Crime

Mother of woman shot by trooper, deputy: ‘We have questions, too.’

A wrecked SUV is shown at the scene where officials were involved in a shooting on westbound Interstate 40 near Benson, N.C. Saturday, July 8, 2017.
A wrecked SUV is shown at the scene where officials were involved in a shooting on westbound Interstate 40 near Benson, N.C. Saturday, July 8, 2017. amoody@newsobserver.com

The mother of a woman who was shot by a state trooper and a sheriff’s deputy after they say she fired at them says her daughter did not own a gun.

Tina Renee Medlin, 50, of Raleigh remained in critical condition at WakeMed on Monday. Authorities say she was driving a GMC Yukon XL on Interstate 40 near Benson on Saturday morning when she veered off the road and crashed into an embankment.

A State Highway Patrol spokesman said that when a trooper arrived, he found Medlin lying in the westbound lanes of I-40, armed with a gun, which puzzles her mother.

“She’s never shot one,” Janet B. Medlin, 72, said Monday afternoon. “We have questions, too.”

The Highway Patrol and the Johnston County Sheriff’s Office have said little about the circumstances that led to the crash and shooting. The Highway Patrol said Trooper J. L. Taylor, a 16-year veteran assigned to Johnston County, and sheriff’s deputy Taylor Davis returned fire after Medlin shot at them.

Both Taylor and Davis have been put on administrative leave pending the outcome of an investigation by the State Bureau of Investigation – standard procedure when law enforcement officers are involved in a shooting.

At least a dozen people called 911 to report the accident, according to recordings of the calls released Monday by the Johnston County Sheriff’s Office. Some of the callers said they had seen someone lying on the ground, while two reported the SUV had passed them at a high rate of speed before the accident.

At least two callers reported seeing a man standing and pointing a gun at the wrecked vehicle. Neither the Highway Patrol or the sheriff’s office have mentioned a man with a gun at the scene.

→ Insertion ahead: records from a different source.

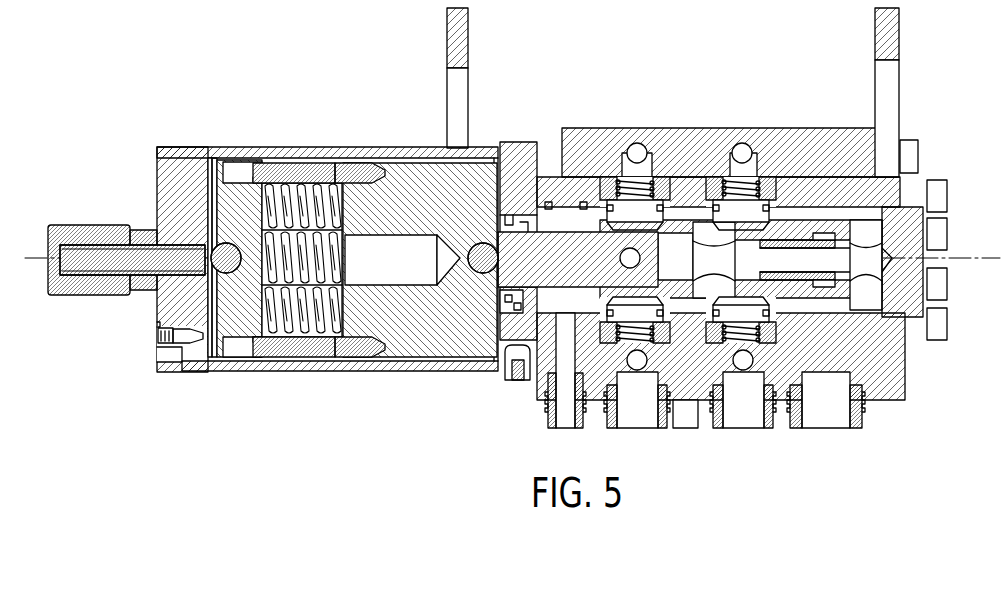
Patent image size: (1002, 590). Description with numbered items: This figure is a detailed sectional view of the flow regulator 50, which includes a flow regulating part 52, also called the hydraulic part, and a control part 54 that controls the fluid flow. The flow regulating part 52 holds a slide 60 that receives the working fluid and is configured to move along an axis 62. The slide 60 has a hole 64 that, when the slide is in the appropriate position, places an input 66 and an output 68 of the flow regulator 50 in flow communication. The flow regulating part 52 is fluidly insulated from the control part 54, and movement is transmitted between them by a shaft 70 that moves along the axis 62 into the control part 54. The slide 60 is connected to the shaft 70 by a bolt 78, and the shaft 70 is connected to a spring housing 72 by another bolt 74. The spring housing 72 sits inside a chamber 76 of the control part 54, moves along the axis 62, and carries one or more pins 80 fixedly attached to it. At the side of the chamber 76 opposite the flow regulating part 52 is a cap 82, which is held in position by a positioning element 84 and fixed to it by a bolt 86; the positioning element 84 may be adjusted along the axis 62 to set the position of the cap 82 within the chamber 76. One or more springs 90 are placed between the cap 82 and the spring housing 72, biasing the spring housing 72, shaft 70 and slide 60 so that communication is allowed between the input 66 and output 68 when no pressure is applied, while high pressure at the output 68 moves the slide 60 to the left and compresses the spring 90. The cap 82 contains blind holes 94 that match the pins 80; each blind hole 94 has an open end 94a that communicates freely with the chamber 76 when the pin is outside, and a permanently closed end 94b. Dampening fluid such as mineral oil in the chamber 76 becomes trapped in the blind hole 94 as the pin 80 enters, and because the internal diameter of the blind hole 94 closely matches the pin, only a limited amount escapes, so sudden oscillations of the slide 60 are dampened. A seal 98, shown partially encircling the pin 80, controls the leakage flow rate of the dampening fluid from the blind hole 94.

The flow regulator 50 is at (512, 243).
The flow regulating part 52 is at (696, 245).
The control part 54 is at (273, 271).
The slide 60 is at (750, 232).
The axis 62 is at (387, 258).
The hole 64 is at (743, 260).
The input 66 is at (738, 430).
The output 68 is at (823, 430).
The shaft 70 is at (565, 255).
The spring housing 72 is at (420, 257).
The bolt 74 is at (472, 250).
The chamber 76 is at (372, 366).
The bolt 78 is at (632, 247).
The pin 80 is at (310, 165).
The cap 82 is at (230, 307).
The positioning element 84 is at (115, 250).
The bolt 86 is at (226, 258).
The spring 90 is at (300, 320).
The blind hole 94 is at (227, 315).
The open end 94a is at (243, 345).
The closed end 94b is at (218, 347).
The seal 98 is at (253, 168).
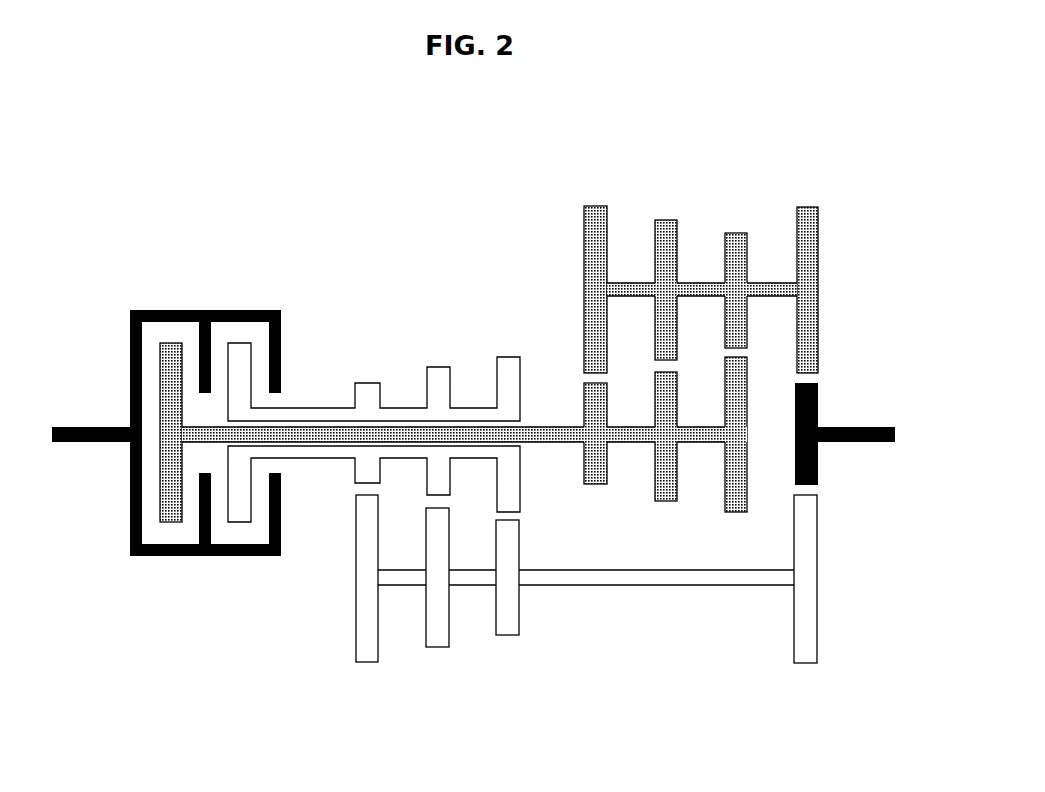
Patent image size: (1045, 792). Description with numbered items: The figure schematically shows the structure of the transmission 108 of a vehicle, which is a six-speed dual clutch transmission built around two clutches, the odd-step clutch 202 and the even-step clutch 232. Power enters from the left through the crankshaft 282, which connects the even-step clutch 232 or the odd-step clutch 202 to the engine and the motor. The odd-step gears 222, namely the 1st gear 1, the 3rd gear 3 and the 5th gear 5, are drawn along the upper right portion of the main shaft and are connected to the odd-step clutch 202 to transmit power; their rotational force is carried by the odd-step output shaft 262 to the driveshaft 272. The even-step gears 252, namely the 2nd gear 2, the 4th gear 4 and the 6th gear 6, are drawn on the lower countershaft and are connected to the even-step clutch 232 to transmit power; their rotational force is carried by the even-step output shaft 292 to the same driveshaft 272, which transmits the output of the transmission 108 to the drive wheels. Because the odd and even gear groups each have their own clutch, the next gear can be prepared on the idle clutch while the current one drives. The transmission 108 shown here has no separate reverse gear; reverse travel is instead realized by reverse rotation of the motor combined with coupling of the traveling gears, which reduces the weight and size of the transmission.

The transmission 108 is at (162, 174).
The crankshaft 282 is at (90, 427).
The odd-step clutch 202 is at (175, 523).
The even-step clutch 232 is at (240, 523).
The odd-step gears 222 is at (658, 336).
The odd-step output shaft 262 is at (771, 283).
The driveshaft 272 is at (858, 427).
The even-step gears 252 is at (428, 604).
The even-step output shaft 292 is at (713, 585).
The 1st gear 1 is at (587, 345).
The 2nd gear 2 is at (358, 578).
The 3rd gear 3 is at (657, 360).
The 4th gear 4 is at (429, 577).
The 5th gear 5 is at (727, 372).
The 6th gear 6 is at (499, 577).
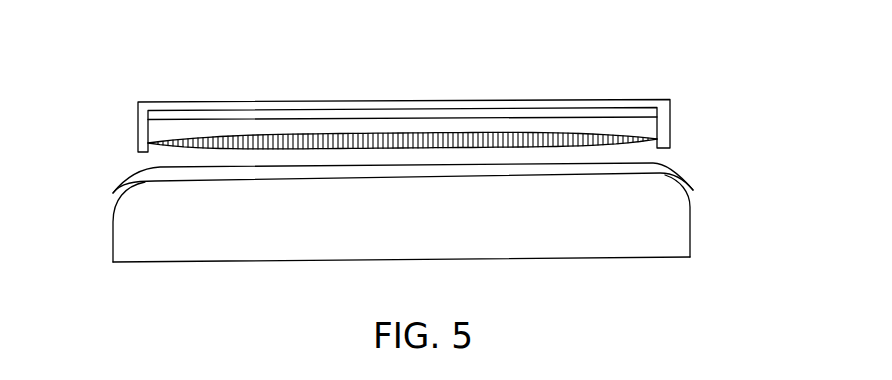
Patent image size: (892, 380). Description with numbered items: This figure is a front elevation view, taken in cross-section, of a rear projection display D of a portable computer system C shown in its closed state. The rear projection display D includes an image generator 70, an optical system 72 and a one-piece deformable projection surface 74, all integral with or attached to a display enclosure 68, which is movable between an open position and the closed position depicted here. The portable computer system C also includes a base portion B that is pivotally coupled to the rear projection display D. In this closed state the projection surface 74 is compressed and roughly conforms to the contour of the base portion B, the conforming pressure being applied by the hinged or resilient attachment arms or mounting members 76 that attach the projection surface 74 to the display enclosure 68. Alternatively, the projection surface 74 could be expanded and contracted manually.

The display enclosure 68 is at (663, 115).
The image generator 70 is at (493, 113).
The optical system 72 is at (342, 135).
The projection surface 74 is at (125, 185).
The attachment arms or mounting members 76 is at (117, 187).
The base portion B is at (485, 233).
The portable computer system C is at (651, 66).
The rear projection display D is at (736, 88).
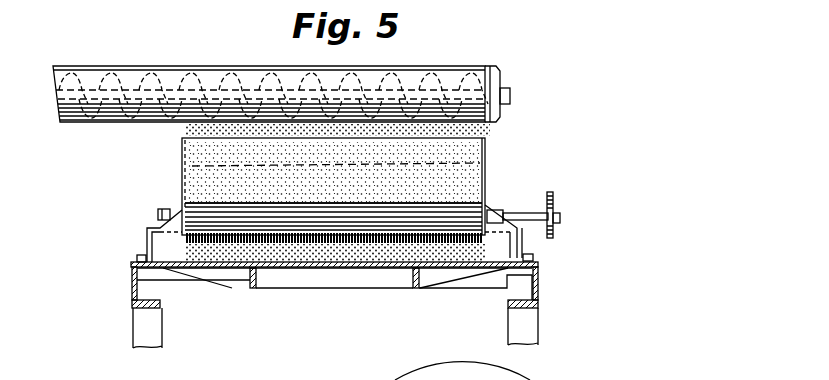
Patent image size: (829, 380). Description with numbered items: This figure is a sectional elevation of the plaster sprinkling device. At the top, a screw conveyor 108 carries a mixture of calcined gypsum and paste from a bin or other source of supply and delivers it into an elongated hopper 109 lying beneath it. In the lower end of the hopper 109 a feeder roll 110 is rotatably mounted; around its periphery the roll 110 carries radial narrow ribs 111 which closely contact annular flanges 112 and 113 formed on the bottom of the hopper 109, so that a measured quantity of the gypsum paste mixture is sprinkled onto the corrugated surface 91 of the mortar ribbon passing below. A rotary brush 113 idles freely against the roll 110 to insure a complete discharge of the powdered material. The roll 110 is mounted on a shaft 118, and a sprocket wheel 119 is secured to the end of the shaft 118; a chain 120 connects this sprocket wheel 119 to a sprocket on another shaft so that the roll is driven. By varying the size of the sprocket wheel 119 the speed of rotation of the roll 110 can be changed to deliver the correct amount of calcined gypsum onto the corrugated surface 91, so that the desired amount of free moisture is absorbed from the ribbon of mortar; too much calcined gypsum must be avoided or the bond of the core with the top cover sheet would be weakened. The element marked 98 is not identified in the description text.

The screw conveyor 108 is at (455, 66).
The elongated hopper 109 is at (486, 166).
The feeder roll 110 is at (478, 221).
The radial narrow ribs 111 is at (178, 240).
The annular flange 112 is at (200, 212).
The annular flange / rotary brush 113 is at (483, 241).
The shaft 118 is at (531, 212).
The sprocket wheel 119 is at (554, 205).
The chain 120 is at (561, 229).
The corrugated surface 91 is at (241, 266).
The drum 98 is at (494, 262).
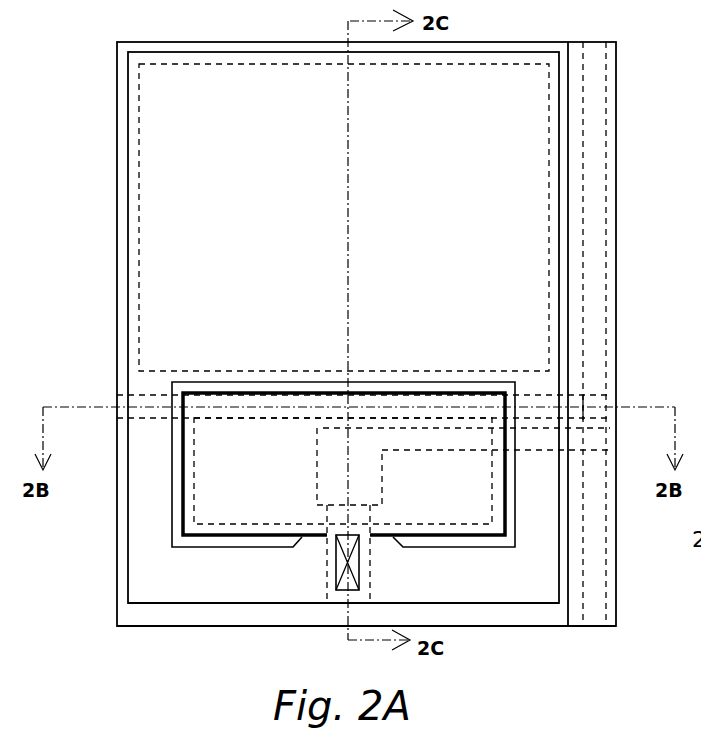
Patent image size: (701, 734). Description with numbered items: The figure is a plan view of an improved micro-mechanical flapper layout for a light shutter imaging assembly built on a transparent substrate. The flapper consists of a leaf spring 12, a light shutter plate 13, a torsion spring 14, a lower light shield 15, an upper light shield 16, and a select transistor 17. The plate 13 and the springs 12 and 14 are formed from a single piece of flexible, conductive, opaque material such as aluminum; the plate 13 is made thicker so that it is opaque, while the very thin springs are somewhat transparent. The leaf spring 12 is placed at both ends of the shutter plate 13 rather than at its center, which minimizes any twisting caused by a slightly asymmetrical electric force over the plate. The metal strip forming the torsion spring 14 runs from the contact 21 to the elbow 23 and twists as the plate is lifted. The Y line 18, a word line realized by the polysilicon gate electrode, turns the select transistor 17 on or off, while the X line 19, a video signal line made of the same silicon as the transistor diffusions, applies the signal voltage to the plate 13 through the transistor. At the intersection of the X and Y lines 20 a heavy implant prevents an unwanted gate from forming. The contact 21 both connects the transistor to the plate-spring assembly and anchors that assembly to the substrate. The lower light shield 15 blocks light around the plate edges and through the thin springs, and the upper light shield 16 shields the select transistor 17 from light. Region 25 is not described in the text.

Also Monday, the sheriff’s office released some of the radio traffic between law enforcement officers responding to the accident. “A female there is advising she’s wanting to kill herself,” a dispatcher says. “She had a gun.”

After the incident Saturday, state authorities initially assumed that Medlin had died, but now say she is in critical condition at WakeMed. Medlin runs Ultimate Cleaning Service in Raleigh.

Investigators have not said if alcohol played a role in the accident and subsequent shooting. Medlin has had previous run-ins with the law that resulted in convictions for driving while impaired, assault on a government official, assault on a policeman and other alcohol-related offenses in the late 1980s and early 1990s.

Medlin has a criminal history that dates back to 1987 when she was charged in Wake County with driving while impaired and later convicted of reckless driving to endanger, according to state records.

One year later she was charged with assault on a policeman in Randolph County and sentenced to probation. A district court judge ordered Medlin to undergo an alcohol abuse assessment as a condition of her probation, state records show.

Tina Renee Medlin
Tina Renee Medlin

Medlin was convicted of DWI again in 1990, along with failure to heed sirens and speeding. A Wake County judge sentenced Medlin to three years probation but ordered her to spend nine days in the Wake County jail and surrender her driver's license, state records show.

In 2013, Medlin was convicted of assault on a government official and sentenced to 36 months probation. A Wake County judge ordered Medlin to continue in Alcoholics Anonymous as a condition of her probation, state records show.